The incessant pathetic fallacy, at least, is far from Kipling’s mature poetic practice, though the rhymes are above the level of ‘June’ and’moon’. Perhaps it is, like Charlie’s tale by firelight the night before, a swan song before the light winks out. One presumes that the married bank clerk will not have much time for poetry.

[Page 135, line 5] tobacconist’s assistant a final example of the way class functions as a kind of shortcut in this tale. That is, as Charlie’s glimpses of his previous lives are contrasted with his humble status in 1891 London, so ‘how he had loved in his past lives’ is contrasted with the drab business of loving a London girl; that she is a tobacconist’s assistant makes loving her drab, as Charlie’s pride in his bill book makes him an ironically ordinary vessel for such sensational visions.
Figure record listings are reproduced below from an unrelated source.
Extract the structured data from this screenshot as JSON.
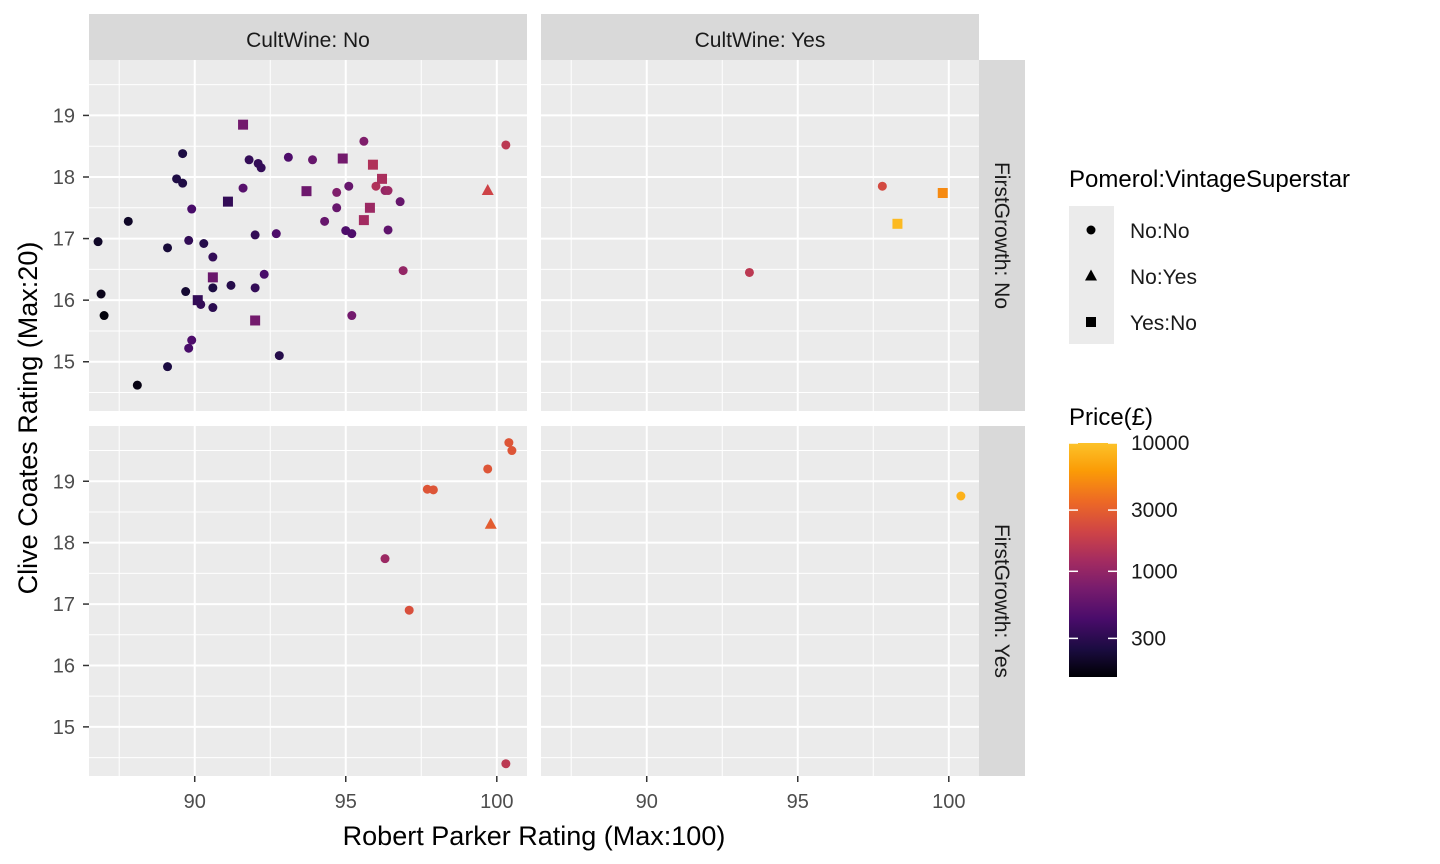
{
  "chart_data": {
    "type": "scatter",
    "xlabel": "Robert Parker Rating (Max:100)",
    "ylabel": "Clive Coates Rating (Max:20)",
    "xlim": [
      86.5,
      101
    ],
    "ylim": [
      14.2,
      19.9
    ],
    "x_ticks": [
      90,
      95,
      100
    ],
    "y_ticks": [
      15,
      16,
      17,
      18,
      19
    ],
    "grid": true,
    "col_facets": [
      "CultWine: No",
      "CultWine: Yes"
    ],
    "row_facets": [
      "FirstGrowth: No",
      "FirstGrowth: Yes"
    ],
    "shape_legend": {
      "title": "Pomerol:VintageSuperstar",
      "items": [
        {
          "label": "No:No",
          "shape": "circle"
        },
        {
          "label": "No:Yes",
          "shape": "triangle"
        },
        {
          "label": "Yes:No",
          "shape": "square"
        }
      ]
    },
    "color_legend": {
      "title": "Price(£)",
      "scale": "log",
      "range": [
        150,
        10000
      ],
      "ticks": [
        10000,
        3000,
        1000,
        300
      ]
    },
    "panels": [
      {
        "col": 0,
        "row": 0,
        "points": [
          {
            "x": 86.8,
            "y": 16.95,
            "shape": "circle",
            "price": 200
          },
          {
            "x": 86.9,
            "y": 16.1,
            "shape": "circle",
            "price": 180
          },
          {
            "x": 87.0,
            "y": 15.75,
            "shape": "circle",
            "price": 160
          },
          {
            "x": 87.8,
            "y": 17.28,
            "shape": "circle",
            "price": 200
          },
          {
            "x": 88.1,
            "y": 14.62,
            "shape": "circle",
            "price": 170
          },
          {
            "x": 89.1,
            "y": 16.85,
            "shape": "circle",
            "price": 230
          },
          {
            "x": 89.1,
            "y": 14.92,
            "shape": "circle",
            "price": 250
          },
          {
            "x": 89.4,
            "y": 17.97,
            "shape": "circle",
            "price": 260
          },
          {
            "x": 89.6,
            "y": 18.38,
            "shape": "circle",
            "price": 250
          },
          {
            "x": 89.6,
            "y": 17.9,
            "shape": "circle",
            "price": 260
          },
          {
            "x": 89.7,
            "y": 16.14,
            "shape": "circle",
            "price": 220
          },
          {
            "x": 89.8,
            "y": 16.97,
            "shape": "circle",
            "price": 320
          },
          {
            "x": 89.8,
            "y": 15.22,
            "shape": "circle",
            "price": 420
          },
          {
            "x": 89.9,
            "y": 15.35,
            "shape": "circle",
            "price": 450
          },
          {
            "x": 89.9,
            "y": 17.48,
            "shape": "circle",
            "price": 420
          },
          {
            "x": 90.1,
            "y": 16.0,
            "shape": "square",
            "price": 330
          },
          {
            "x": 90.2,
            "y": 15.93,
            "shape": "circle",
            "price": 330
          },
          {
            "x": 90.3,
            "y": 16.92,
            "shape": "circle",
            "price": 280
          },
          {
            "x": 90.6,
            "y": 16.37,
            "shape": "square",
            "price": 620
          },
          {
            "x": 90.6,
            "y": 16.2,
            "shape": "circle",
            "price": 250
          },
          {
            "x": 90.6,
            "y": 15.88,
            "shape": "circle",
            "price": 300
          },
          {
            "x": 90.6,
            "y": 16.7,
            "shape": "circle",
            "price": 330
          },
          {
            "x": 91.1,
            "y": 17.6,
            "shape": "square",
            "price": 330
          },
          {
            "x": 91.2,
            "y": 16.24,
            "shape": "circle",
            "price": 280
          },
          {
            "x": 91.6,
            "y": 18.85,
            "shape": "square",
            "price": 700
          },
          {
            "x": 91.6,
            "y": 17.82,
            "shape": "circle",
            "price": 500
          },
          {
            "x": 91.8,
            "y": 18.28,
            "shape": "circle",
            "price": 330
          },
          {
            "x": 92.0,
            "y": 15.67,
            "shape": "square",
            "price": 700
          },
          {
            "x": 92.0,
            "y": 16.2,
            "shape": "circle",
            "price": 330
          },
          {
            "x": 92.0,
            "y": 17.06,
            "shape": "circle",
            "price": 330
          },
          {
            "x": 92.1,
            "y": 18.22,
            "shape": "circle",
            "price": 330
          },
          {
            "x": 92.2,
            "y": 18.15,
            "shape": "circle",
            "price": 330
          },
          {
            "x": 92.3,
            "y": 16.42,
            "shape": "circle",
            "price": 420
          },
          {
            "x": 92.7,
            "y": 17.08,
            "shape": "circle",
            "price": 450
          },
          {
            "x": 92.8,
            "y": 15.1,
            "shape": "circle",
            "price": 280
          },
          {
            "x": 93.1,
            "y": 18.32,
            "shape": "circle",
            "price": 450
          },
          {
            "x": 93.7,
            "y": 17.77,
            "shape": "square",
            "price": 650
          },
          {
            "x": 93.9,
            "y": 18.28,
            "shape": "circle",
            "price": 600
          },
          {
            "x": 94.3,
            "y": 17.28,
            "shape": "circle",
            "price": 600
          },
          {
            "x": 94.7,
            "y": 17.5,
            "shape": "circle",
            "price": 600
          },
          {
            "x": 94.7,
            "y": 17.75,
            "shape": "circle",
            "price": 800
          },
          {
            "x": 94.9,
            "y": 18.3,
            "shape": "square",
            "price": 700
          },
          {
            "x": 95.0,
            "y": 17.13,
            "shape": "circle",
            "price": 450
          },
          {
            "x": 95.1,
            "y": 17.85,
            "shape": "circle",
            "price": 600
          },
          {
            "x": 95.2,
            "y": 17.08,
            "shape": "circle",
            "price": 450
          },
          {
            "x": 95.2,
            "y": 15.75,
            "shape": "circle",
            "price": 700
          },
          {
            "x": 95.6,
            "y": 18.58,
            "shape": "circle",
            "price": 800
          },
          {
            "x": 95.6,
            "y": 17.3,
            "shape": "square",
            "price": 1200
          },
          {
            "x": 95.8,
            "y": 17.5,
            "shape": "square",
            "price": 1100
          },
          {
            "x": 95.9,
            "y": 18.2,
            "shape": "square",
            "price": 1400
          },
          {
            "x": 96.0,
            "y": 17.85,
            "shape": "circle",
            "price": 1400
          },
          {
            "x": 96.2,
            "y": 17.97,
            "shape": "square",
            "price": 1300
          },
          {
            "x": 96.3,
            "y": 17.78,
            "shape": "circle",
            "price": 1000
          },
          {
            "x": 96.4,
            "y": 17.78,
            "shape": "circle",
            "price": 1100
          },
          {
            "x": 96.4,
            "y": 17.14,
            "shape": "circle",
            "price": 550
          },
          {
            "x": 96.8,
            "y": 17.6,
            "shape": "circle",
            "price": 600
          },
          {
            "x": 96.9,
            "y": 16.48,
            "shape": "circle",
            "price": 1000
          },
          {
            "x": 99.7,
            "y": 17.78,
            "shape": "triangle",
            "price": 2000
          },
          {
            "x": 100.3,
            "y": 18.52,
            "shape": "circle",
            "price": 1600
          }
        ]
      },
      {
        "col": 1,
        "row": 0,
        "points": [
          {
            "x": 93.4,
            "y": 16.45,
            "shape": "circle",
            "price": 1600
          },
          {
            "x": 97.8,
            "y": 17.85,
            "shape": "circle",
            "price": 2200
          },
          {
            "x": 98.3,
            "y": 17.24,
            "shape": "square",
            "price": 9000
          },
          {
            "x": 99.8,
            "y": 17.74,
            "shape": "square",
            "price": 5000
          }
        ]
      },
      {
        "col": 0,
        "row": 1,
        "points": [
          {
            "x": 96.3,
            "y": 17.74,
            "shape": "circle",
            "price": 1100
          },
          {
            "x": 97.1,
            "y": 16.9,
            "shape": "circle",
            "price": 2400
          },
          {
            "x": 97.7,
            "y": 18.87,
            "shape": "circle",
            "price": 2600
          },
          {
            "x": 97.9,
            "y": 18.86,
            "shape": "circle",
            "price": 2600
          },
          {
            "x": 99.7,
            "y": 19.2,
            "shape": "circle",
            "price": 2600
          },
          {
            "x": 99.8,
            "y": 18.3,
            "shape": "triangle",
            "price": 2900
          },
          {
            "x": 100.4,
            "y": 19.63,
            "shape": "circle",
            "price": 2600
          },
          {
            "x": 100.5,
            "y": 19.5,
            "shape": "circle",
            "price": 2600
          },
          {
            "x": 100.3,
            "y": 14.4,
            "shape": "circle",
            "price": 1600
          }
        ]
      },
      {
        "col": 1,
        "row": 1,
        "points": [
          {
            "x": 100.4,
            "y": 18.76,
            "shape": "circle",
            "price": 8000
          }
        ]
      }
    ]
  }
}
[Page 135, line 15] may not remember Grish Chunder has said that Charlie will forget when he finds reciprocated love, and there has been some comment about the story’s misogyny (‘women wreck things’). But here, Kipling offers a more interesting explanation than Grish Chunder’s: we would not live this life fully if we were constantly comparing it with all the others. So as soon as Charlie engages intensely with life now, lives past disappear. ‘The love of woman that kills remembrance’ in the story’s last sentence is more about ‘love’ than ‘woman’. In “The Children of the Zodiac” at the end of this volume, Leo and the Girl become mortal the moment they fall in love, but there is no blame to the Girl; on the contrary. See the note to Page 370, line 1 of that story.